Get the Value of a High-Quality Audit, All the Time

We keep asking questions we should already know the answer to. And we usually ask them when a decision depends on it.

Sometimes we guess. Sometimes we do a one-off investigation. Sometimes we shrug and move on.

What if you could get the value of a high-quality audit all the time?

The idea

Instead of running audits occasionally, automate the audit itself.

An audit is just a set of questions.

If you make those questions explicit, and make them answerable repeatedly, the audit stops being a one-off activity and becomes something you can run continuously.

The method

Start from pain points you already feel, or decisions you struggle to make.

From each pain point, write the questions that would help you address it.

Those questions imply dimensions (what you want coverage over) and, over time, a set of entities that describe your world.

Don’t try to be complete. Just describe enough of your world to support the questions you care about.

For example, “we don’t know if we can reproduce the data of our projects” is a pain point that may prompt the questions:

Which projects have code packages?
Which code packages have a README with reproducibility steps?
Which README file instructions actually work?

The first two should be relatively trivial to check (in this GenAI world) and you can decide how much value the third one gets but the important point is that you’ve introduced what you know and surfaced what you currently can answer in case it’s worth it later.

The dimensions in our example are Code Packages and Projects.

These are actionable and describe different states of knowledge and reproducibility readiness.

Note

Other questions will likely arise from these such as “Which projects are ongoing?
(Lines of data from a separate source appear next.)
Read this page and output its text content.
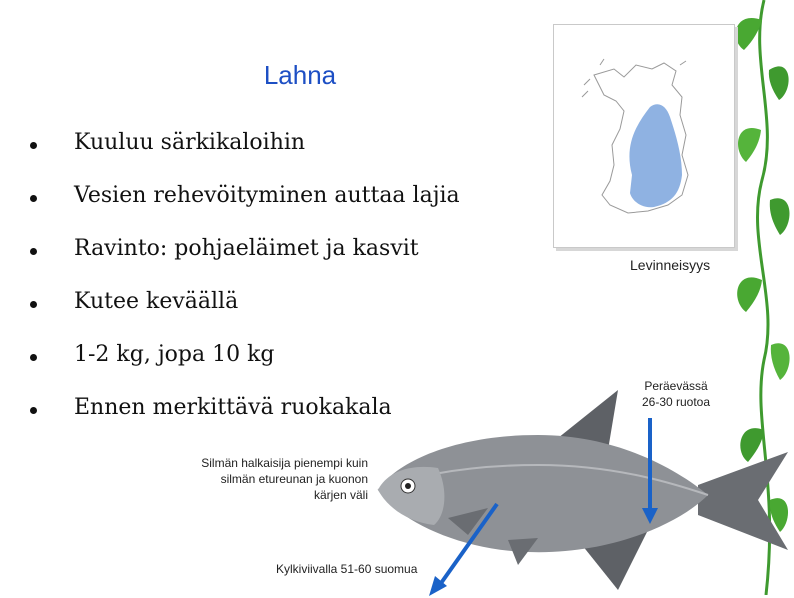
Lahna
Kuuluu särkikaloihin
Vesien rehevöityminen auttaa lajia
Ravinto: pohjaeläimet ja kasvit
Kutee keväällä
1-2 kg, jopa 10 kg
Ennen merkittävä ruokakala
Levinneisyys
Silmän halkaisija pienempi kuin silmän etureunan ja kuonon kärjen väli
Kylkiviivalla 51-60 suomua
Peräevässä 26-30 ruotoa
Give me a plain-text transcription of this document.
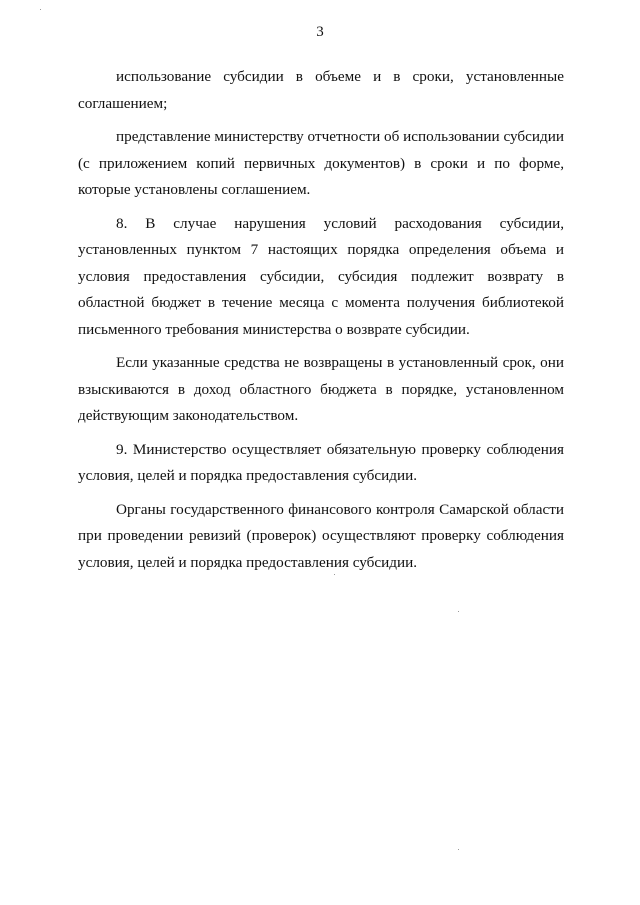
3

использование субсидии в объеме и в сроки, установленные соглашением;

представление министерству отчетности об использовании субсидии (с приложением копий первичных документов) в сроки и по форме, которые установлены соглашением.

8. В случае нарушения условий расходования субсидии, установленных пунктом 7 настоящих порядка определения объема и условия предоставления субсидии, субсидия подлежит возврату в областной бюджет в течение месяца с момента получения библиотекой письменного требования министерства о возврате субсидии.

Если указанные средства не возвращены в установленный срок, они взыскиваются в доход областного бюджета в порядке, установленном действующим законодательством.

9. Министерство осуществляет обязательную проверку соблюдения условия, целей и порядка предоставления субсидии.

Органы государственного финансового контроля Самарской области при проведении ревизий (проверок) осуществляют проверку соблюдения условия, целей и порядка предоставления субсидии.
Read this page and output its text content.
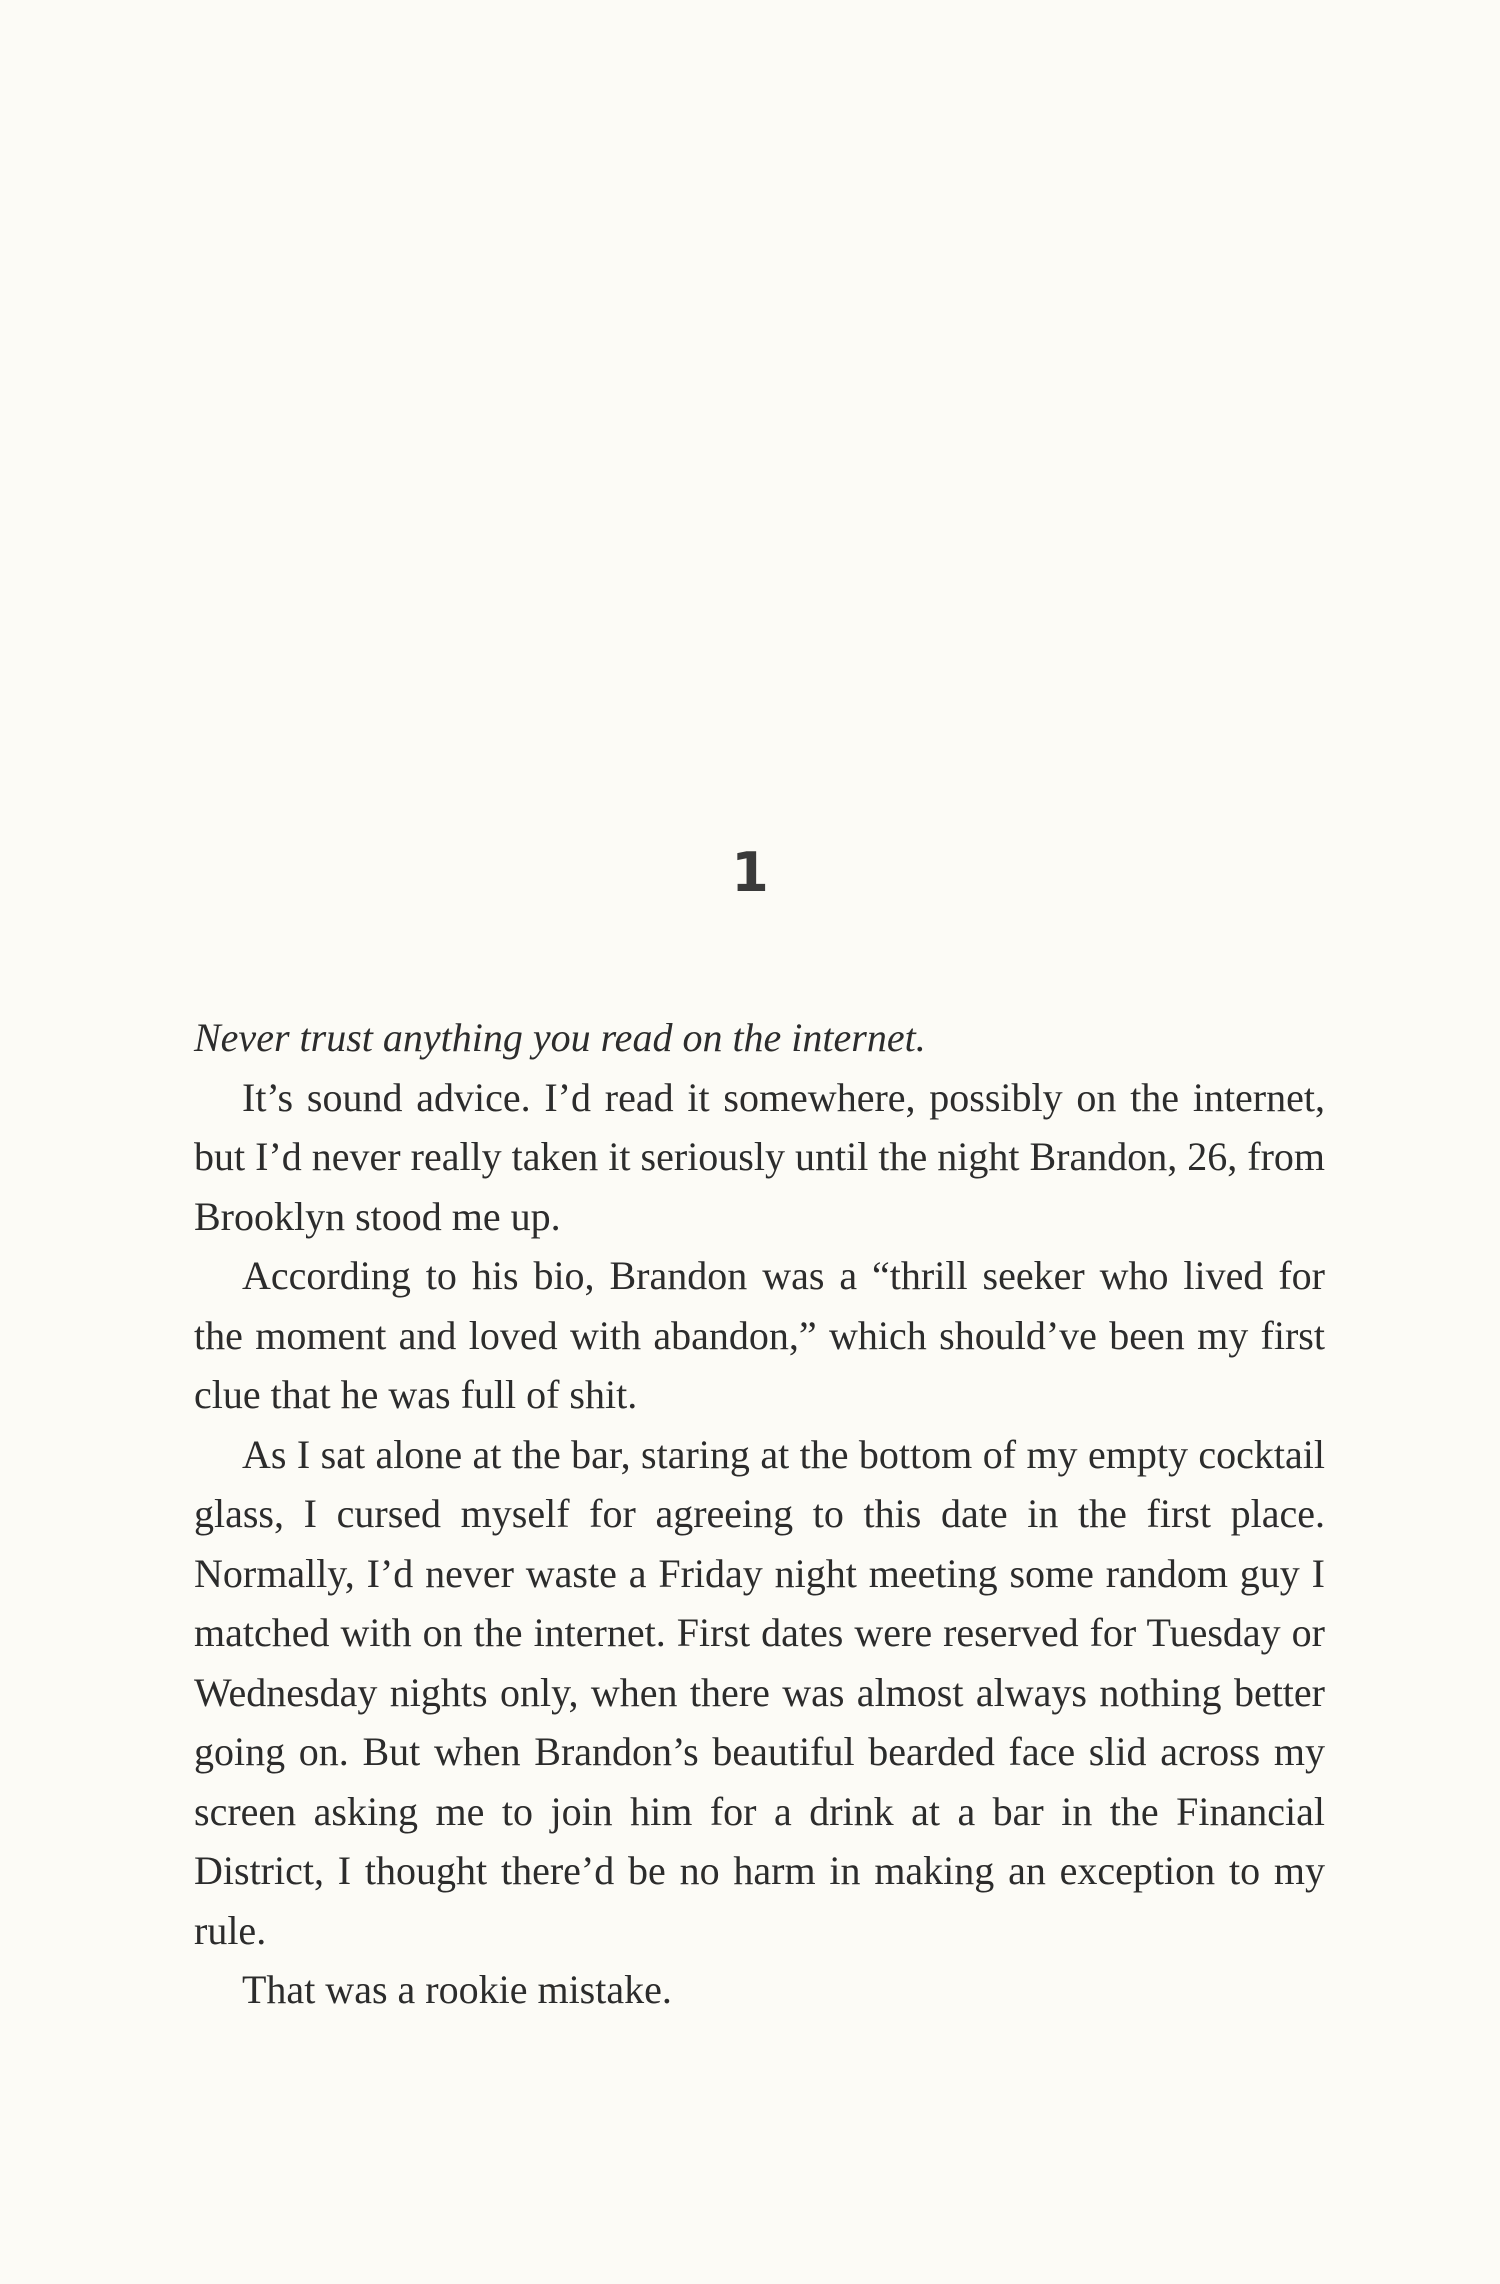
1

Never trust anything you read on the internet.

It’s sound advice. I’d read it somewhere, possibly on the internet, but I’d never really taken it seriously until the night Brandon, 26, from Brooklyn stood me up.

According to his bio, Brandon was a “thrill seeker who lived for the moment and loved with abandon,” which should’ve been my first clue that he was full of shit.

As I sat alone at the bar, staring at the bottom of my empty cocktail glass, I cursed myself for agreeing to this date in the first place. Normally, I’d never waste a Friday night meeting some random guy I matched with on the internet. First dates were reserved for Tuesday or Wednesday nights only, when there was almost always nothing better going on. But when Brandon’s beautiful bearded face slid across my screen asking me to join him for a drink at a bar in the Financial District, I thought there’d be no harm in making an exception to my rule.

That was a rookie mistake.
Which code packages belong to which projects?”

The entities in your world

After writing a few questions, you can jump to a whiteboard and try to describe a lot of the entities in your world to brainstorm about what you own, what you interact with and how things cluster together. The entities are the targets of the questions, and dimensions allow you to define the coverage. Example: “We have a total of 12 projects: 5 have READMEs with reproducibility steps, 2 don’t have READMEs, 5 have no packages.”

It’s up to you whether you want to immediately define actions to take or treat it as a helpful data point for others to decide. The point is you stop spending time re-answering ad hoc questions.

The forcing function

Once you have questions, you write evals, checks that verify you can answer them. (See promptfoo’s documentation for one way to implement them.)

An eval is simply:

If I ask this question, I expect to get this kind of answer.
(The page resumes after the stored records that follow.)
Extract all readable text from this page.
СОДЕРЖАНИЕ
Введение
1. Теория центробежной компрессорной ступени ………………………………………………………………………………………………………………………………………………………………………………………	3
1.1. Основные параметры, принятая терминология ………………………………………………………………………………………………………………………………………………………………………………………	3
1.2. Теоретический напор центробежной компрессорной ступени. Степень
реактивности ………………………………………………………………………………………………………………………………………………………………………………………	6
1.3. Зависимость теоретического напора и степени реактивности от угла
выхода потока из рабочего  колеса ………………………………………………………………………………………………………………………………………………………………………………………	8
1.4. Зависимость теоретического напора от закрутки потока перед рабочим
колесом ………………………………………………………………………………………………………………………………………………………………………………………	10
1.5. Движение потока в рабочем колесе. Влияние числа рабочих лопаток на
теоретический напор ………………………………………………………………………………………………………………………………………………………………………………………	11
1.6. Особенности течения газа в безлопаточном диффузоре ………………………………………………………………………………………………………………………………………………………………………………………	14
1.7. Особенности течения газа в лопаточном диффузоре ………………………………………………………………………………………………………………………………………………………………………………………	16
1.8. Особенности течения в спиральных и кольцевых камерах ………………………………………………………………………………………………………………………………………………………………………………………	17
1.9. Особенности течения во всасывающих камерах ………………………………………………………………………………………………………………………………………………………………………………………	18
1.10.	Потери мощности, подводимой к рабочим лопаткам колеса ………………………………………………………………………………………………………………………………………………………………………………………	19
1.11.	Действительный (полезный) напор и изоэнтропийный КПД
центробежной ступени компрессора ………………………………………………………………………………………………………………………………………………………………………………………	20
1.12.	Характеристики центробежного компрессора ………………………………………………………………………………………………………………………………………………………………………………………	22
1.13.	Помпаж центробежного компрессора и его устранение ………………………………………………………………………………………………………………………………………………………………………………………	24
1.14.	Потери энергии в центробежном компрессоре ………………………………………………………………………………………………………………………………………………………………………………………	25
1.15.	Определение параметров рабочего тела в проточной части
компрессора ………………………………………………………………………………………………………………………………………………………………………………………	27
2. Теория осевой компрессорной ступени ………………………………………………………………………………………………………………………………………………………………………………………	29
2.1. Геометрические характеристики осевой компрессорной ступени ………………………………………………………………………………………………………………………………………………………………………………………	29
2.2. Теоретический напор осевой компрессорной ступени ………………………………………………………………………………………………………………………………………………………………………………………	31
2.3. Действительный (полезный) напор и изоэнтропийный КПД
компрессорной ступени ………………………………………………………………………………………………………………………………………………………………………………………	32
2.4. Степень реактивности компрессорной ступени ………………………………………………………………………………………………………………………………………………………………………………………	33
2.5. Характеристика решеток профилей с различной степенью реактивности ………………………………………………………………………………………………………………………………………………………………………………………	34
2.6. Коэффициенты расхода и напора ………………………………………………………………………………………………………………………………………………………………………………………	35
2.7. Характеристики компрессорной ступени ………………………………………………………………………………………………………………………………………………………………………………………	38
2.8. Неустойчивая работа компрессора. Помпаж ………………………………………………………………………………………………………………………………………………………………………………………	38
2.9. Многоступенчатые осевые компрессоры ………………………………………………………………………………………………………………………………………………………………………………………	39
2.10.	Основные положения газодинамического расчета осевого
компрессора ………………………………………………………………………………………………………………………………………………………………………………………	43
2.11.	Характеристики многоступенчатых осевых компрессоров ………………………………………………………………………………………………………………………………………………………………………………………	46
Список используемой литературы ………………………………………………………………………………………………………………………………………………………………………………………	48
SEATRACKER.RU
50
Writing the eval is where the value appears.

The moment you write it, you’re forced to confront whether you can actually answer the question at all.

If you can, the eval is straightforward.
If you can’t, you’ve discovered something you thought you knew but didn’t.
If the answer is subjective, that gap becomes explicit.

You don’t need perfect answers. You need to know which evals pass and which ones reveal that you never had a real answer.

That alone is valuable.

Note

While writing evals in a form that doesn’t break as things change requires some practice, it’s not your primary concern when starting. It’s fine to be explicit and baseline.

What you get

Once questions have evals, answering them becomes an implementation detail. With MCPs (Model Context Protocol servers), Playwright, etc. Programmatic access is easier than ever, the hard part isn’t answering questions, it’s knowing which ones to ask and systematizing what “good” looks like.

Over time, you start to see where your questions apply, which are too vague, which are easier than expected, and where your description of the world is still thin.

You don’t need to go all in. Start with a few questions and a small report that grows over time.

At that point, you’re no longer redoing one-off audits.

You’re running a continuous audit whose scope is defined by the questions you care about.

Why this is low-risk

You don’t need to know everything upfront.
You don’t need to define “good” everywhere.
You don’t need a complete model of your world.

You just need to acknowledge you may not know the answer for questions you’ve not explicitly tried to answer (quite similar to feeling pain when doing unit testing while being unsure of what you want)

Even unanswered questions are useful. They tell you what’s unclear, subjective, or not worth investing in.

Closing

You don’t need to audit everything.

You just need to stop rediscovering the same answers, and the same unknowns, over and over again.

Start with a few questions. Let the audit grow.

If it doesn’t help, stop.

The cost is small. The insight compounds.